New York Times. CNN. CBS News. Associated Press. Politico.
Each published prominent content pieces early Tuesday morning, highlighting the infrastructure report card for a mass audience.
“I think it's so important,” said Darren Olson, chair of the Committee on America’s Infrastructure, which develops the report card. “The message that we have resonates with everybody. It resonates with our elected officials, it resonates with business owners, it resonates with American families. When we invest in infrastructure, it helps all of us.
“And to see that message go out across such large platforms, it’s so rewarding, knowing what that kind of communication will do.”
ASCE publishes the report every four years, assigning grades to U.S. infrastructure overall and 18 individual infrastructure sectors. The 2021 report card graded America’s infrastructure with a C-.
“We have seen the difference investment can make in improving infrastructure,” said 2025 President Feniosky A. Peña-Mora. “And while this grade showcases that investment leads to direct results, the job is not yet done. As the report card makes clear, there is still a great need for sustained investments. Delaying upgrades to our nation’s roads, bridges, transit, and utilities will cost families and businesses time and money, in addition to creating unsafe yet often avoidable situations.”
Of course, driving the conversation around infrastructure investment is an essential first step, but it is only the first step.
Finding solutions that will improve upon America’s infrastructure C grade is the continued mission of the ASCE advocacy efforts – hence Tuesday’s Solutions Summit.
The summit convened leaders from around the infrastructure space – civil engineers, elected officials, executives, and financial advisers, among others. The panel discussions and talks ranged from future innovations to specific sector needs.
“Public works stuff tends to be very bipartisan,” said Sen. Sheldon Whitehouse of Rhode Island, ranking member of the Senate Committee on Environment and Public Works, at the Solutions Summit.
“And (Committee Chair) Sen. Shelley Moore Capito and I are discussing how to make progress with both water and highway bills that we have coming up to expand on the progress that your report card has indicated. I’m eager to do that. We clearly need more investment in infrastructure. You kind of can’t go wrong with that. And to do it in a bipartisan fashion is the right way to go.”
The summit looked more deeply into some of the challenges that must be addressed to improve infrastructure. Rep. Sam Graves (Missouri), chair of the House Committee on Transportation and Infrastructure, spoke at the summit and pointed at the need to eliminate red tape.

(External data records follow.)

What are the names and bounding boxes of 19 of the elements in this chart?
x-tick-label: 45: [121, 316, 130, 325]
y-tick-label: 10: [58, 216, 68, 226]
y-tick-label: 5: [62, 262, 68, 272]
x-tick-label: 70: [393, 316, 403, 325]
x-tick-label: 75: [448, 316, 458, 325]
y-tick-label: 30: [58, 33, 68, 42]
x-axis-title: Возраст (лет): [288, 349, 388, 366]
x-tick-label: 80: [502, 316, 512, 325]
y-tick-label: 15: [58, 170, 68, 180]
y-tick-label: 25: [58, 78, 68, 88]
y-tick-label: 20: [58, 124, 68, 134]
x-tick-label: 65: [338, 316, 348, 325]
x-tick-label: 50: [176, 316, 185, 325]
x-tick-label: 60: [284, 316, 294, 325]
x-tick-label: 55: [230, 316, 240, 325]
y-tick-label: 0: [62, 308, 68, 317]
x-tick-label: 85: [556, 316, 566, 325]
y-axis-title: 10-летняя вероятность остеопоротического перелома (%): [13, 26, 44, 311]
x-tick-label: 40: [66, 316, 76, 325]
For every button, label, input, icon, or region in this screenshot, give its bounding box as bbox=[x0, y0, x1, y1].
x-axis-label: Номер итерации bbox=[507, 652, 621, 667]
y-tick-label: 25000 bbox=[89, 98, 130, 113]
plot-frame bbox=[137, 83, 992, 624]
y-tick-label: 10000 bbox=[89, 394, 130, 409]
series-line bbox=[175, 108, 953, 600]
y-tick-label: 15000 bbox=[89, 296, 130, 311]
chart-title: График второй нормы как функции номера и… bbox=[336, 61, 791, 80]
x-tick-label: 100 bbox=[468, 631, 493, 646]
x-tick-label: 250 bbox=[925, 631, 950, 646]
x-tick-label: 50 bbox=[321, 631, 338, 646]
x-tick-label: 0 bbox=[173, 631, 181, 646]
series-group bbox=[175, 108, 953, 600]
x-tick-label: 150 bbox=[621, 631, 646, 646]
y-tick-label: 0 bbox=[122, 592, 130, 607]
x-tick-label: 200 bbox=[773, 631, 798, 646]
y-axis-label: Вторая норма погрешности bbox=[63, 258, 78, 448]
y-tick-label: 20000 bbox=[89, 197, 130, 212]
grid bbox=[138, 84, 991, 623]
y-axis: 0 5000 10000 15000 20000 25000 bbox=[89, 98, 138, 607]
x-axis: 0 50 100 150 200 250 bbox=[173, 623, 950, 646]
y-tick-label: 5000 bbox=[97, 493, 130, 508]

“Permit reform – we absolutely have to have it,” Graves said. “And the appetite is there in both the House and the Senate, on both sides of the aisle. One of the things we’re seeing with the IIJA (Infrastructure Investment and Jobs Act) is it’s taking forever to move a lot of that money that is sitting out there for a lot of these projects. … There’s going to be a huge permitting reform push to streamline those projects.”
Ultimately, ASCE’s overarching advocating concern is sustained investment. The report card and last year’s ASCE Bridging the Gap study finds a $3.7 trillion investment gap for America’s infrastructure if current funding levels continue.
“It’s important to continue to invest because that investment actually brings prosperity to the United States,” Peña-Mora said. “It brings manufacturing, it brings jobs back home. It supports our safety and security.
“And that investment supports our communities.”